The Federal Government, yesterday, raised the hopes of embattled students of public universities as it assured that the over three months strike by the Academic Staff Union of Universities (ASUU) would soon end.
Minister of Labour and Employment, Dr. Chris Ngige, in a chat with State House Correspondents at the end of the weekly Federal Executive Council (FEC), said efforts were on to resolve the dispute largely caused by payment platforms.
He said contrary to insinuations that government was not engaging with ASUU, there have been series of meetings between all parties with the next one holding today.
ASUU began a strike on February 14 while SSANU, NASU and the National Association of Academic Technologists (NAAT) also commenced strike over inability of the government to address their concerns.
The minister said the government was interested in seeing the students go back to school.
“It will be resolved very soon. It will be resolved and very soon. To answer your question directly now…ASUU went on strike by 14th of February, we call Valentine’s Day lovers day. By 21, I cut short my trip to an African session conference holding in Botswana. And we held a conciliation on the 21st of February with the employers, the Ministry of Education and the National University Commission.
“As the issue is bordered on money, remunerations, welfare, we did another conciliation meeting inviting the Ministry of Finance, Budget Office of the Federation, National Salaries, Incomes and Wages Commission and again, with their employers on the first of March.
“After that, it became clear that two cardinal things were still keen: the issue of renegotiation of their welfare package, as in the 2009 agreements. That Agreement says you can review every five years. So that issue stuck out like a sore thumb.

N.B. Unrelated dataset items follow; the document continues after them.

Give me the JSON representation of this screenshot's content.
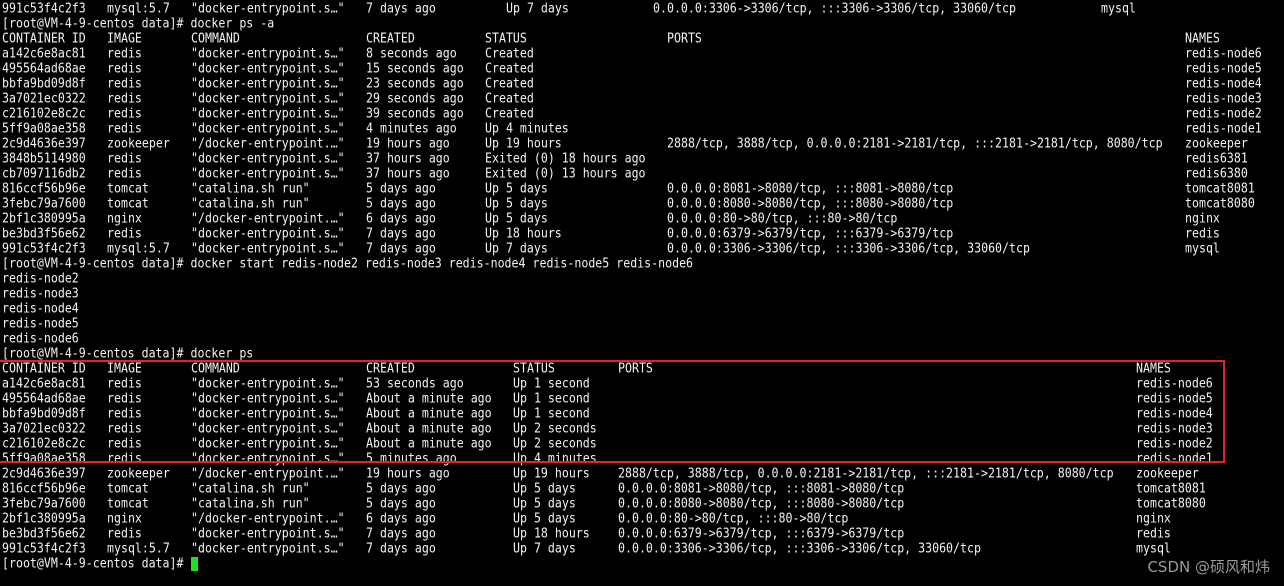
{
  "terminal": {
    "prev_row": [
      "991c53f4c2f3",
      "mysql:5.7",
      "\"docker-entrypoint.s…\"",
      "7 days ago",
      "Up 7 days",
      "0.0.0.0:3306->3306/tcp, :::3306->3306/tcp, 33060/tcp",
      "mysql"
    ],
    "prompt1": "[root@VM-4-9-centos data]# docker ps -a",
    "table1": {
      "header": [
        "CONTAINER ID",
        "IMAGE",
        "COMMAND",
        "CREATED",
        "STATUS",
        "PORTS",
        "NAMES"
      ],
      "rows": [
        [
          "a142c6e8ac81",
          "redis",
          "\"docker-entrypoint.s…\"",
          "8 seconds ago",
          "Created",
          "",
          "redis-node6"
        ],
        [
          "495564ad68ae",
          "redis",
          "\"docker-entrypoint.s…\"",
          "15 seconds ago",
          "Created",
          "",
          "redis-node5"
        ],
        [
          "bbfa9bd09d8f",
          "redis",
          "\"docker-entrypoint.s…\"",
          "23 seconds ago",
          "Created",
          "",
          "redis-node4"
        ],
        [
          "3a7021ec0322",
          "redis",
          "\"docker-entrypoint.s…\"",
          "29 seconds ago",
          "Created",
          "",
          "redis-node3"
        ],
        [
          "c216102e8c2c",
          "redis",
          "\"docker-entrypoint.s…\"",
          "39 seconds ago",
          "Created",
          "",
          "redis-node2"
        ],
        [
          "5ff9a08ae358",
          "redis",
          "\"docker-entrypoint.s…\"",
          "4 minutes ago",
          "Up 4 minutes",
          "",
          "redis-node1"
        ],
        [
          "2c9d4636e397",
          "zookeeper",
          "\"/docker-entrypoint.…\"",
          "19 hours ago",
          "Up 19 hours",
          "2888/tcp, 3888/tcp, 0.0.0.0:2181->2181/tcp, :::2181->2181/tcp, 8080/tcp",
          "zookeeper"
        ],
        [
          "3848b5114980",
          "redis",
          "\"docker-entrypoint.s…\"",
          "37 hours ago",
          "Exited (0) 18 hours ago",
          "",
          "redis6381"
        ],
        [
          "cb7097116db2",
          "redis",
          "\"docker-entrypoint.s…\"",
          "37 hours ago",
          "Exited (0) 13 hours ago",
          "",
          "redis6380"
        ],
        [
          "816ccf56b96e",
          "tomcat",
          "\"catalina.sh run\"",
          "5 days ago",
          "Up 5 days",
          "0.0.0.0:8081->8080/tcp, :::8081->8080/tcp",
          "tomcat8081"
        ],
        [
          "3febc79a7600",
          "tomcat",
          "\"catalina.sh run\"",
          "5 days ago",
          "Up 5 days",
          "0.0.0.0:8080->8080/tcp, :::8080->8080/tcp",
          "tomcat8080"
        ],
        [
          "2bf1c380995a",
          "nginx",
          "\"/docker-entrypoint.…\"",
          "6 days ago",
          "Up 5 days",
          "0.0.0.0:80->80/tcp, :::80->80/tcp",
          "nginx"
        ],
        [
          "be3bd3f56e62",
          "redis",
          "\"docker-entrypoint.s…\"",
          "7 days ago",
          "Up 18 hours",
          "0.0.0.0:6379->6379/tcp, :::6379->6379/tcp",
          "redis"
        ],
        [
          "991c53f4c2f3",
          "mysql:5.7",
          "\"docker-entrypoint.s…\"",
          "7 days ago",
          "Up 7 days",
          "0.0.0.0:3306->3306/tcp, :::3306->3306/tcp, 33060/tcp",
          "mysql"
        ]
      ]
    },
    "prompt2": "[root@VM-4-9-centos data]# docker start redis-node2 redis-node3 redis-node4 redis-node5 redis-node6",
    "start_output": [
      "redis-node2",
      "redis-node3",
      "redis-node4",
      "redis-node5",
      "redis-node6"
    ],
    "prompt3": "[root@VM-4-9-centos data]# docker ps",
    "table2": {
      "header": [
        "CONTAINER ID",
        "IMAGE",
        "COMMAND",
        "CREATED",
        "STATUS",
        "PORTS",
        "NAMES"
      ],
      "rows": [
        [
          "a142c6e8ac81",
          "redis",
          "\"docker-entrypoint.s…\"",
          "53 seconds ago",
          "Up 1 second",
          "",
          "redis-node6"
        ],
        [
          "495564ad68ae",
          "redis",
          "\"docker-entrypoint.s…\"",
          "About a minute ago",
          "Up 1 second",
          "",
          "redis-node5"
        ],
        [
          "bbfa9bd09d8f",
          "redis",
          "\"docker-entrypoint.s…\"",
          "About a minute ago",
          "Up 1 second",
          "",
          "redis-node4"
        ],
        [
          "3a7021ec0322",
          "redis",
          "\"docker-entrypoint.s…\"",
          "About a minute ago",
          "Up 2 seconds",
          "",
          "redis-node3"
        ],
        [
          "c216102e8c2c",
          "redis",
          "\"docker-entrypoint.s…\"",
          "About a minute ago",
          "Up 2 seconds",
          "",
          "redis-node2"
        ],
        [
          "5ff9a08ae358",
          "redis",
          "\"docker-entrypoint.s…\"",
          "5 minutes ago",
          "Up 4 minutes",
          "",
          "redis-node1"
        ],
        [
          "2c9d4636e397",
          "zookeeper",
          "\"/docker-entrypoint.…\"",
          "19 hours ago",
          "Up 19 hours",
          "2888/tcp, 3888/tcp, 0.0.0.0:2181->2181/tcp, :::2181->2181/tcp, 8080/tcp",
          "zookeeper"
        ],
        [
          "816ccf56b96e",
          "tomcat",
          "\"catalina.sh run\"",
          "5 days ago",
          "Up 5 days",
          "0.0.0.0:8081->8080/tcp, :::8081->8080/tcp",
          "tomcat8081"
        ],
        [
          "3febc79a7600",
          "tomcat",
          "\"catalina.sh run\"",
          "5 days ago",
          "Up 5 days",
          "0.0.0.0:8080->8080/tcp, :::8080->8080/tcp",
          "tomcat8080"
        ],
        [
          "2bf1c380995a",
          "nginx",
          "\"/docker-entrypoint.…\"",
          "6 days ago",
          "Up 5 days",
          "0.0.0.0:80->80/tcp, :::80->80/tcp",
          "nginx"
        ],
        [
          "be3bd3f56e62",
          "redis",
          "\"docker-entrypoint.s…\"",
          "7 days ago",
          "Up 18 hours",
          "0.0.0.0:6379->6379/tcp, :::6379->6379/tcp",
          "redis"
        ],
        [
          "991c53f4c2f3",
          "mysql:5.7",
          "\"docker-entrypoint.s…\"",
          "7 days ago",
          "Up 7 days",
          "0.0.0.0:3306->3306/tcp, :::3306->3306/tcp, 33060/tcp",
          "mysql"
        ]
      ]
    },
    "prompt4": "[root@VM-4-9-centos data]# ",
    "highlight_color": "#e8202a",
    "cursor_color": "#1ee01e"
  },
  "watermark": "CSDN @硕风和炜"
}
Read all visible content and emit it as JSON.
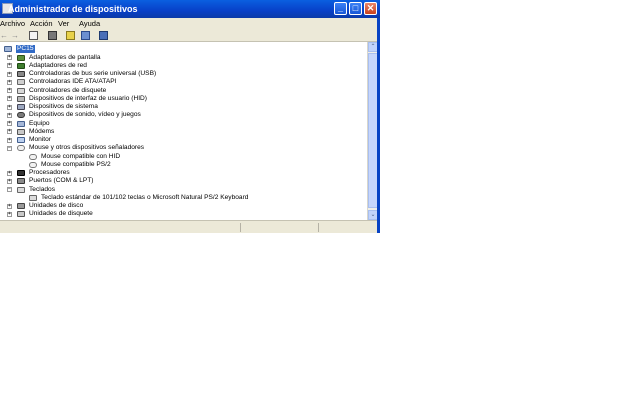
{
  "window": {
    "title": "Administrador de dispositivos",
    "title_icon": "device-manager-icon",
    "controls": [
      "minimize-icon",
      "maximize-icon",
      "close-icon"
    ],
    "title_color": "#0a5fe0"
  },
  "menu": [
    "Archivo",
    "Acción",
    "Ver",
    "Ayuda"
  ],
  "toolbar": [
    "back-arrow-icon",
    "forward-arrow-icon",
    "properties-icon",
    "print-icon",
    "help-icon",
    "view-icon",
    "scan-hardware-icon"
  ],
  "tree": {
    "root": "PC15",
    "items": [
      {
        "label": "Adaptadores de pantalla",
        "expander": "+",
        "icon": "display-adapter-icon"
      },
      {
        "label": "Adaptadores de red",
        "expander": "+",
        "icon": "network-adapter-icon"
      },
      {
        "label": "Controladoras de bus serie universal (USB)",
        "expander": "+",
        "icon": "usb-icon"
      },
      {
        "label": "Controladoras IDE ATA/ATAPI",
        "expander": "+",
        "icon": "ide-icon"
      },
      {
        "label": "Controladores de disquete",
        "expander": "+",
        "icon": "floppy-controller-icon"
      },
      {
        "label": "Dispositivos de interfaz de usuario (HID)",
        "expander": "+",
        "icon": "hid-icon"
      },
      {
        "label": "Dispositivos de sistema",
        "expander": "+",
        "icon": "system-device-icon"
      },
      {
        "label": "Dispositivos de sonido, vídeo y juegos",
        "expander": "+",
        "icon": "sound-icon"
      },
      {
        "label": "Equipo",
        "expander": "+",
        "icon": "computer-icon"
      },
      {
        "label": "Módems",
        "expander": "+",
        "icon": "modem-icon"
      },
      {
        "label": "Monitor",
        "expander": "+",
        "icon": "monitor-icon"
      },
      {
        "label": "Mouse y otros dispositivos señaladores",
        "expander": "−",
        "icon": "mouse-icon"
      },
      {
        "label": "Mouse compatible con HID",
        "child": true,
        "icon": "mouse-icon"
      },
      {
        "label": "Mouse compatible PS/2",
        "child": true,
        "icon": "mouse-icon"
      },
      {
        "label": "Procesadores",
        "expander": "+",
        "icon": "processor-icon"
      },
      {
        "label": "Puertos (COM & LPT)",
        "expander": "+",
        "icon": "port-icon"
      },
      {
        "label": "Teclados",
        "expander": "−",
        "icon": "keyboard-icon"
      },
      {
        "label": "Teclado estándar de 101/102 teclas o Microsoft Natural PS/2 Keyboard",
        "child": true,
        "icon": "keyboard-icon"
      },
      {
        "label": "Unidades de disco",
        "expander": "+",
        "icon": "disk-drive-icon"
      },
      {
        "label": "Unidades de disquete",
        "expander": "+",
        "icon": "floppy-drive-icon"
      }
    ]
  },
  "colors": {
    "selection": "#316ac5",
    "titlebar": "#0a5fe0",
    "window_bg": "#ece9d8"
  }
}
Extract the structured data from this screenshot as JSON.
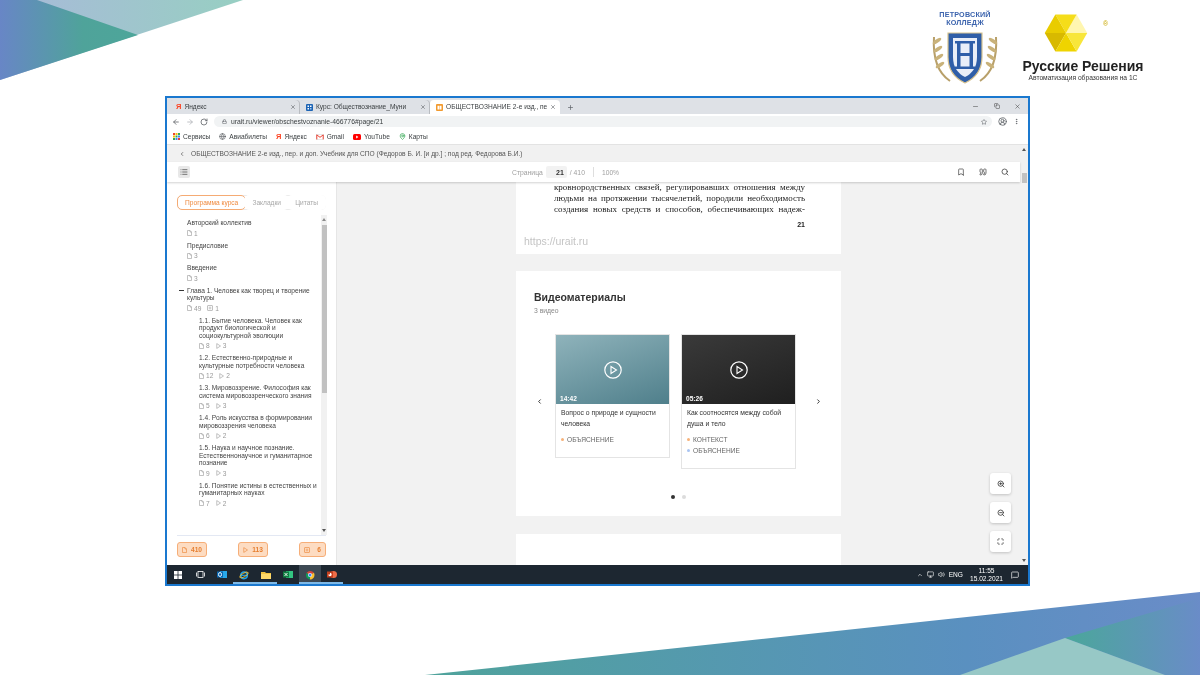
{
  "slide": {
    "college_logo": {
      "line_1": "ПЕТРОВСКИЙ",
      "line_2": "КОЛЛЕДЖ"
    },
    "company_logo": {
      "name": "Русские Решения",
      "tagline": "Автоматизация образования на 1С",
      "mark": "®"
    }
  },
  "browser": {
    "tabs": [
      {
        "kind": "letter",
        "favicon": "Я",
        "title": "Яндекс",
        "selected": false
      },
      {
        "kind": "tile",
        "title": "Курс: Обществознание_Муни",
        "selected": false
      },
      {
        "kind": "book",
        "title": "ОБЩЕСТВОЗНАНИЕ 2-е изд., пе",
        "selected": true
      }
    ],
    "address": "urait.ru/viewer/obschestvoznanie-466776#page/21",
    "bookmarks": [
      {
        "kind": "apps",
        "label": "Сервисы"
      },
      {
        "kind": "globe",
        "label": "Авиабилеты"
      },
      {
        "kind": "letter",
        "favicon": "Я",
        "label": "Яндекс"
      },
      {
        "kind": "mail",
        "label": "Gmail"
      },
      {
        "kind": "video",
        "label": "YouTube"
      },
      {
        "kind": "map",
        "label": "Карты"
      }
    ]
  },
  "reader": {
    "title": "ОБЩЕСТВОЗНАНИЕ 2-е изд., пер. и доп. Учебник для СПО (Федоров Б. И. [и др.] ; под ред. Федорова Б.И.)",
    "toolbar": {
      "page_label": "Страница",
      "page": "21",
      "page_total": "/ 410",
      "zoom": "100%"
    },
    "sidebar": {
      "tabs": [
        {
          "label": "Программа курса",
          "selected": true
        },
        {
          "label": "Закладки",
          "selected": false
        },
        {
          "label": "Цитаты",
          "selected": false
        }
      ],
      "contents": [
        {
          "title": "Авторский коллектив",
          "meta": [
            {
              "kind": "pages",
              "count": "1"
            }
          ]
        },
        {
          "title": "Предисловие",
          "meta": [
            {
              "kind": "pages",
              "count": "3"
            }
          ]
        },
        {
          "title": "Введение",
          "meta": [
            {
              "kind": "pages",
              "count": "3"
            }
          ]
        },
        {
          "title": "Глава 1. Человек как творец и творение культуры",
          "expanded": true,
          "meta": [
            {
              "kind": "pages",
              "count": "49"
            },
            {
              "kind": "tests",
              "count": "1"
            }
          ],
          "children": [
            {
              "title": "1.1. Бытие человека. Человек как продукт биологической и социокультурной эволюции",
              "meta": [
                {
                  "kind": "pages",
                  "count": "8"
                },
                {
                  "kind": "videos",
                  "count": "3"
                }
              ]
            },
            {
              "title": "1.2. Естественно-природные и культурные потребности человека",
              "meta": [
                {
                  "kind": "pages",
                  "count": "12"
                },
                {
                  "kind": "videos",
                  "count": "2"
                }
              ]
            },
            {
              "title": "1.3. Мировоззрение. Философия как система мировоззренческого знания",
              "meta": [
                {
                  "kind": "pages",
                  "count": "5"
                },
                {
                  "kind": "videos",
                  "count": "3"
                }
              ]
            },
            {
              "title": "1.4. Роль искусства в формировании мировоззрения человека",
              "meta": [
                {
                  "kind": "pages",
                  "count": "6"
                },
                {
                  "kind": "videos",
                  "count": "2"
                }
              ]
            },
            {
              "title": "1.5. Наука и научное познание. Естественнонаучное и гуманитарное познание",
              "meta": [
                {
                  "kind": "pages",
                  "count": "9"
                },
                {
                  "kind": "videos",
                  "count": "3"
                }
              ]
            },
            {
              "title": "1.6. Понятие истины в естественных и гуманитарных науках",
              "meta": [
                {
                  "kind": "pages",
                  "count": "7"
                },
                {
                  "kind": "videos",
                  "count": "2"
                }
              ]
            }
          ]
        }
      ],
      "counters": [
        {
          "kind": "pages",
          "count": "410"
        },
        {
          "kind": "videos",
          "count": "113"
        },
        {
          "kind": "tests",
          "count": "6"
        }
      ]
    },
    "page": {
      "lines": [
        "кровнородственных связей, регулировавших отношения между",
        "людьми на протяжении тысячелетий, породили необходимость",
        "создания новых средств и способов, обеспечивающих надеж-"
      ],
      "page_number": "21",
      "source": "https://urait.ru"
    },
    "videos": {
      "title": "Видеоматериалы",
      "count": "3 видео",
      "items": [
        {
          "duration": "14:42",
          "title": "Вопрос о природе и сущности человека",
          "tags": [
            {
              "label": "ОБЪЯСНЕНИЕ",
              "color": "#f7b27a"
            }
          ]
        },
        {
          "duration": "05:26",
          "title": "Как соотносятся между собой душа и тело",
          "tags": [
            {
              "label": "КОНТЕКСТ",
              "color": "#f7b27a"
            },
            {
              "label": "ОБЪЯСНЕНИЕ",
              "color": "#a9c4f2"
            }
          ]
        }
      ],
      "pages": [
        {
          "selected": true
        },
        {
          "selected": false
        }
      ]
    }
  },
  "taskbar": {
    "apps": [
      {
        "kind": "mail",
        "running": false,
        "selected": false
      },
      {
        "kind": "web",
        "running": true,
        "selected": false
      },
      {
        "kind": "folder",
        "running": true,
        "selected": false
      },
      {
        "kind": "sheet",
        "running": false,
        "selected": false
      },
      {
        "kind": "browser",
        "running": true,
        "selected": true
      },
      {
        "kind": "slides",
        "running": true,
        "selected": false
      }
    ],
    "language": "ENG",
    "time": "11:55",
    "date": "15.02.2021"
  }
}
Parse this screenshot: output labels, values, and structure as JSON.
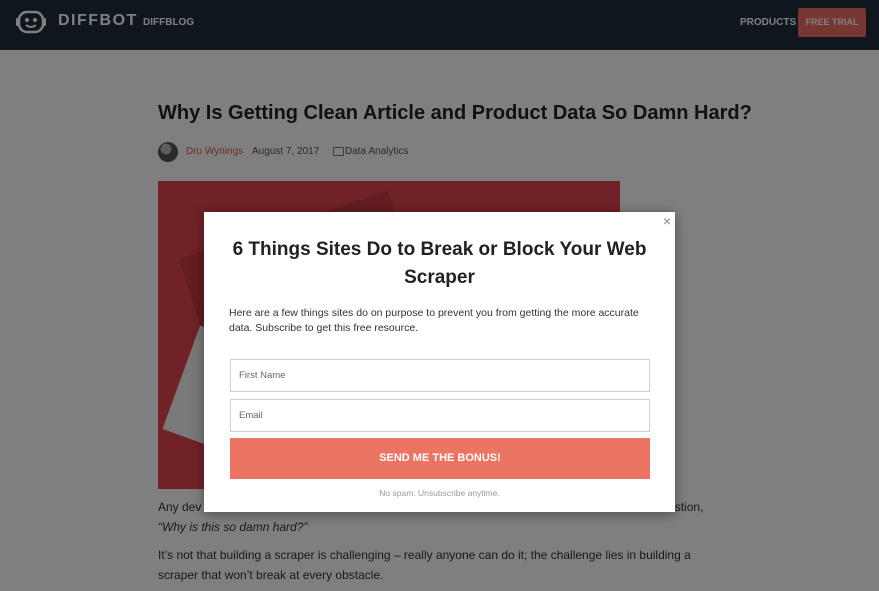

“Then another issue arose in that agreement, the payment platform of University Transparency, Accountability Solution, which they say they’ve invented,. They said they don’t want to be on IPPIS, that IPPIS was amputating their salaries and taking off certain allowances. And so that it is not capturing their peculiarities.
“So two agencies are involved. The direct employer and university council, on the one side and Salaries, incomes and Wages Commission and Finance.
“Because the remuneration, the welfare package we’re talking about involves more fund on the side of government, two broad agencies are involved. There is also the payment platform, Ministry of Communication and Digital Economy, and there are parastatals, the NIDTA, which approves every new portal or any digital platform we want to use in Nigeria now, especially in public service.
“So, NITDA has undertaken to look at that platform, and see if it can be useful and beneficial to government. No employee or worker can dictate to his employer how he or she will be paid. There are principles at work. But government gave this privilege in consonant with the Executive Orders three and five, for local content development, and I support it.
“So NITDA on their own was doing their test. And when NITDA gave their preliminary results, they said user acceptance was the one that they passed. But the whole thing is a total package of vulnerability, and stress test. Vulnerability – whether this platform or this system can be hacked into, without difficulty or stress, how many people can it carry.
“So, we now have to ask them to go back to these places, form committees with them. Education took them on the issue of 2009 agreement, which is renegotiation of their condition of service, emolument their remuneration allowances. Therefore, salaries, income and wages Ministry of Finance that produce the money are involved. So they went back.
“So that’s where they are, what we call tripartite plus meeting, based on presidential directive that the Chief of Staff, myself, finance, education, find the solution.”
He said today’s meeting would look at the progress report by the relevant bodies handling the crisis including NITDA on how far it had gone with the integrity test on the University Transparency and Accountability System (UTAS) which was proposed as an alternative platform by ASUU and the University Perculiar Personnel and Payroll System, (U3PS) proposed by SSANU and NASU.
Ngige said he was waiting the report of the Tripartite Plus Committee comprising the Ministry of Education, the Chief of Staff, Salaries and Wages Income Commission, the National University Commission, NUC as well as the striking unions.
Asked to confirm allegation that the government was planning to create a separate salary payment structure, he said: “It is work in progress. We have not given any preferential treatment to anybody.
“The remuneration is being looked at. If government decides to raise, which government is ready to do, it will be holistically done for all university unions because they’re all in the same environment. And we know also that once you do it in universities, the polytechnics will come, the Colleges of Education will come. They are all educational sector. And once you finish with the educational sector, we also know that health sector will come.
“So it’s complex, like you said, and so we are not afraid of handling it because government will do the needful. They have to do that within the available resources they have. So, I’m friend to nobody. I’m not friend of government and not friend to trade unions.
“There’s a rivalry. If you pretend there is no rivalry, it is a lie. Everybody knows there is a rivalry.”